There is much to admire in this debut novel. Paula Nangle, who grew up in southern Africa, the daughter of white missionaries, writes deftly and subtly about a character who is unwilling to face the situation around her. Nangle masterfully conveys a sort of nagging terror, a character who witnesses a great deal, but is unable to comprehend it, to fear it straight-on. Likewise, Colleen possess a vague sort of guilt for being a member of the ruling race but she never quite gives in to understanding the injustice of apartheid. There is considerable skill in how Nangle portrays a character that is not necessarily unreliable, but whose perspective is instead stunted; the deeper meanings of the events swirl around her thoughts and impressions and rise up from them. In the end, there is no dramatic epiphany, no great change in Colleen; she simply fades into the white culture having never completed assimilated all that she has witnessed. Throughout, Nangle’s prose is clear, and she resists every urge towards sentimentality. It is a tightly written, thoroughly imagined, masterfully depicted story.
 
Susan Woodring, Perpetual Folly

 

Paula Nangle's debut novel, The Leper Compound, is a book I won't soon forget. I'm tempted to call it a novel-in-stories as each chapter is perfectly self-contained and yet the whole does provide one full narrative. Regardless, it is a brilliant effort.
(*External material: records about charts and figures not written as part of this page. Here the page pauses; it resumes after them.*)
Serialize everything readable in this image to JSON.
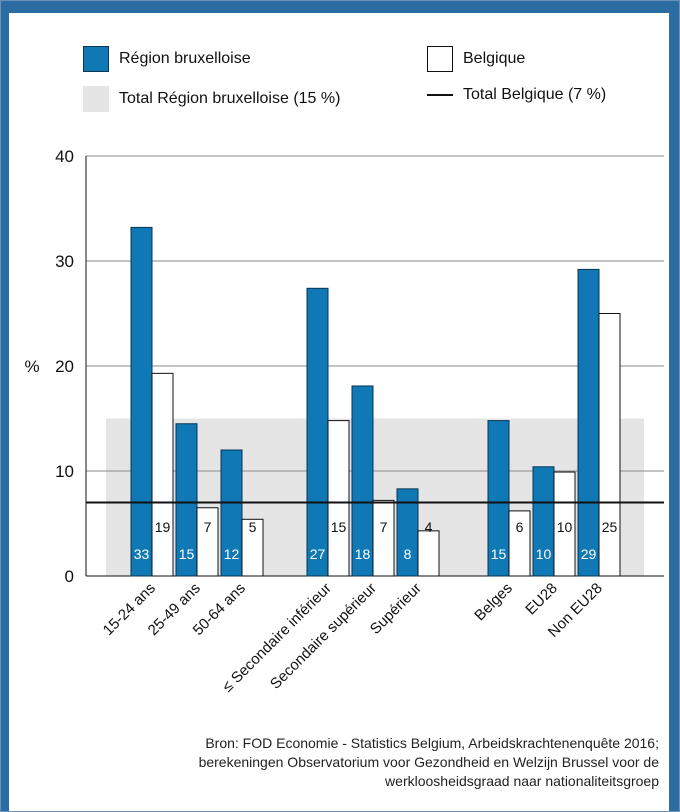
{
  "legend": {
    "region": "Région bruxelloise",
    "belgique": "Belgique",
    "total_region": "Total Région bruxelloise (15 %)",
    "total_belgique": "Total Belgique (7 %)"
  },
  "colors": {
    "region": "#0f78b5",
    "belgique": "#ffffff",
    "total_region_band": "#e5e5e5",
    "total_belgique_line": "#111111"
  },
  "chart_data": {
    "type": "bar",
    "ylabel": "%",
    "ylim": [
      0,
      40
    ],
    "yticks": [
      0,
      10,
      20,
      30,
      40
    ],
    "grid": true,
    "categories": [
      "15-24 ans",
      "25-49 ans",
      "50-64 ans",
      "≤ Secondaire inférieur",
      "Secondaire supérieur",
      "Supérieur",
      "Belges",
      "EU28",
      "Non EU28"
    ],
    "groups": [
      [
        0,
        1,
        2
      ],
      [
        3,
        4,
        5
      ],
      [
        6,
        7,
        8
      ]
    ],
    "series": [
      {
        "name": "Région bruxelloise",
        "values": [
          33.2,
          14.5,
          12.0,
          27.4,
          18.1,
          8.3,
          14.8,
          10.4,
          29.2
        ],
        "labels": [
          "33",
          "15",
          "12",
          "27",
          "18",
          "8",
          "15",
          "10",
          "29"
        ]
      },
      {
        "name": "Belgique",
        "values": [
          19.3,
          6.5,
          5.4,
          14.8,
          7.2,
          4.3,
          6.2,
          9.9,
          25.0
        ],
        "labels": [
          "19",
          "7",
          "5",
          "15",
          "7",
          "4",
          "6",
          "10",
          "25"
        ]
      }
    ],
    "reference": {
      "total_region": 15,
      "total_belgique": 7
    }
  },
  "source": "Bron: FOD Economie - Statistics Belgium, Arbeidskrachtenenquête 2016; berekeningen Observatorium voor Gezondheid en Welzijn Brussel voor de werkloosheidsgraad naar nationaliteitsgroep"
}
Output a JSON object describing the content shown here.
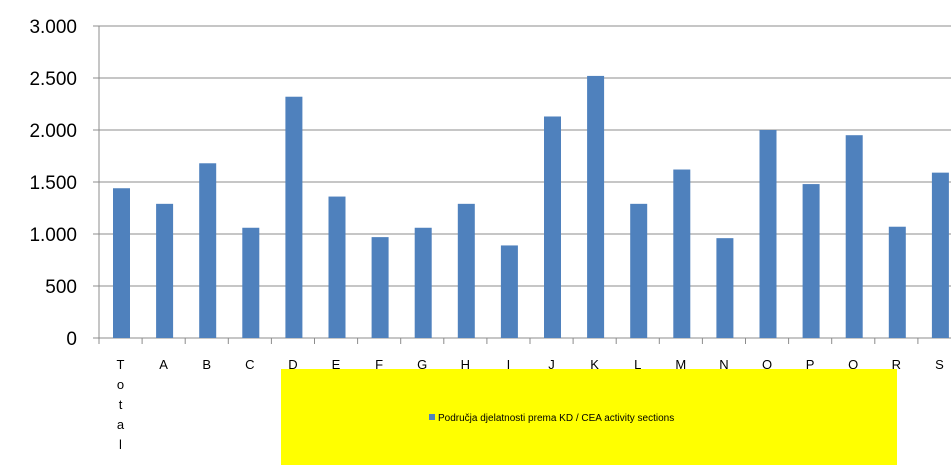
{
  "chart_data": {
    "type": "bar",
    "categories": [
      "Total",
      "A",
      "B",
      "C",
      "D",
      "E",
      "F",
      "G",
      "H",
      "I",
      "J",
      "K",
      "L",
      "M",
      "N",
      "O",
      "P",
      "Q",
      "R",
      "S"
    ],
    "series": [
      {
        "name": "Područja djelatnosti prema KD / CEA activity sections",
        "color": "#4F81BD",
        "values": [
          1440,
          1290,
          1680,
          1060,
          2320,
          1360,
          970,
          1060,
          1290,
          890,
          2130,
          2520,
          1290,
          1620,
          960,
          2000,
          1480,
          1950,
          1070,
          1590
        ]
      }
    ],
    "ylim": [
      0,
      3000
    ],
    "yticks": [
      0,
      500,
      1000,
      1500,
      2000,
      2500,
      3000
    ],
    "ytick_labels": [
      "0",
      "500",
      "1.000",
      "1.500",
      "2.000",
      "2.500",
      "3.000"
    ],
    "grid": true,
    "legend_position": "bottom",
    "legend_background": "#FFFF00",
    "title": "",
    "xlabel": "",
    "ylabel": ""
  }
}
The book starts out with Colleen as a motherless child ill with Malaria and ends with the death of her father and with her mentally ill sister (schizophrenia since childhood) finally finding a mother in their father's new wife. Throughout, Colleen struggles with her sense of identity and her desire to make sense of life and death--she is a lover, a nurse, a mother--and through it all, an outsider.

All of this could take place anywhere at any time, but it does not: it takes place in the waning years of Rhodesia. A fascinating back drop lending the book political and social overtones and adding to its richness (especially poignant with Zimbabwe so present in the news these days).

I cannot quote from the book as the copy I have is an ARC, but I can tell you this: Nangle can write. In fact, she writes beautifully--her words are moving and yet never overdone. It would have been easy for her to be melodramatic with her subject matter. Instead, she opts for clean, precise language.